How do you write a love song that’s also a lament for the impending end of the world?

That was the challenge for “Don’t Look Up” composer Nicholas Britell, lyricist Taura Stinson and their co-writers and performers, Ariana Grande and Kid Cudi, as they collaborated on “Just Look Up.” The song is performed in the film and is on the Oscar shortlist for possible nomination in February.

The idea came from writer-director Adam McKay, Britell reports. Grande had already been cast as Riley Bina, a pop star who reconciles with her rapper boyfriend (Kid Cudi, as DJ Chello) on the same morning talk show where astronomers (played by Leonardo DiCaprio and Jennifer Lawrence) reveal that a comet is on a collision course for Earth.

“I was imagining it as a power ballad in a sense, a very strong, very powerful song of hope about love, and then a rallying cry,” says Britell, a two-time Oscar nominee whose previous McKay films include “The Big Short” and “Vice” (and who is also on the shortlist for his “Don’t Look Up” score).

Britell visited Grande and “gave her the outline of the track,” the composer recalls, “and about 30 seconds later, she essentially laid down the entire top line vocal. It was one of the most remarkable things I’d ever seen.”

“He sent me into the booth to try a melody pass,” confirms Grande, “and that ended up being the pass that we wrote the lyrics to.
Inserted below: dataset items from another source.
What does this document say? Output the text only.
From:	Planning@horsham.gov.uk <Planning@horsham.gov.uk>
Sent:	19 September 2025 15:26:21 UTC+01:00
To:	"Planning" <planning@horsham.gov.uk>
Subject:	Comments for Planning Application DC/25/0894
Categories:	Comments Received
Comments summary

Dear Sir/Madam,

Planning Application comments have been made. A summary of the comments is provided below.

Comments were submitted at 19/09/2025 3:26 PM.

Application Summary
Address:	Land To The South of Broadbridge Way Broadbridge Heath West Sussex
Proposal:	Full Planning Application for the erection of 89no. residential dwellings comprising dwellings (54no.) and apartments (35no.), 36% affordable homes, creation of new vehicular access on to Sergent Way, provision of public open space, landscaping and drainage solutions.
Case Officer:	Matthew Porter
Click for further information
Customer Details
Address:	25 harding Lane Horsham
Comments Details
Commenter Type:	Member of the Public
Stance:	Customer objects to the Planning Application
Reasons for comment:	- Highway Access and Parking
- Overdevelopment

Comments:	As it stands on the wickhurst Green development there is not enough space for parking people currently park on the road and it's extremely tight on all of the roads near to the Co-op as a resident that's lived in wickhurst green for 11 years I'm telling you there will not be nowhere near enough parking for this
It was really fun to hold up a mirror and acknowledge some of the ridiculousness that is so real in this world and what comes with it.”

The next step was enlisting Stinson, the Oscar-nominated songwriter (“Mighty River” from “Mudbound”) who had previously collaborated with Britell on a Florence + The Machine song for “Cruella.”

“A believable love song with the whole world ending in disaster — a bit of a challenge,” Stinson concedes. “But Ariana’s melody and Nick’s musical bed were so beautiful, and [the film] was such a great inspiration for everything that’s going on in the world, it was easier to write than a lot of songs.”

Grande improvised a few lines (including “you’re about to die soon everybody”), but Kid Cudi’s rap — “reconciling after a big breakup, and the world is ending [while] he’s having this special moment with the girl of his dreams,” he says – sets up Grande’s more serious plea: “get your head out of your ass and listen to the goddamn qualified scientists!”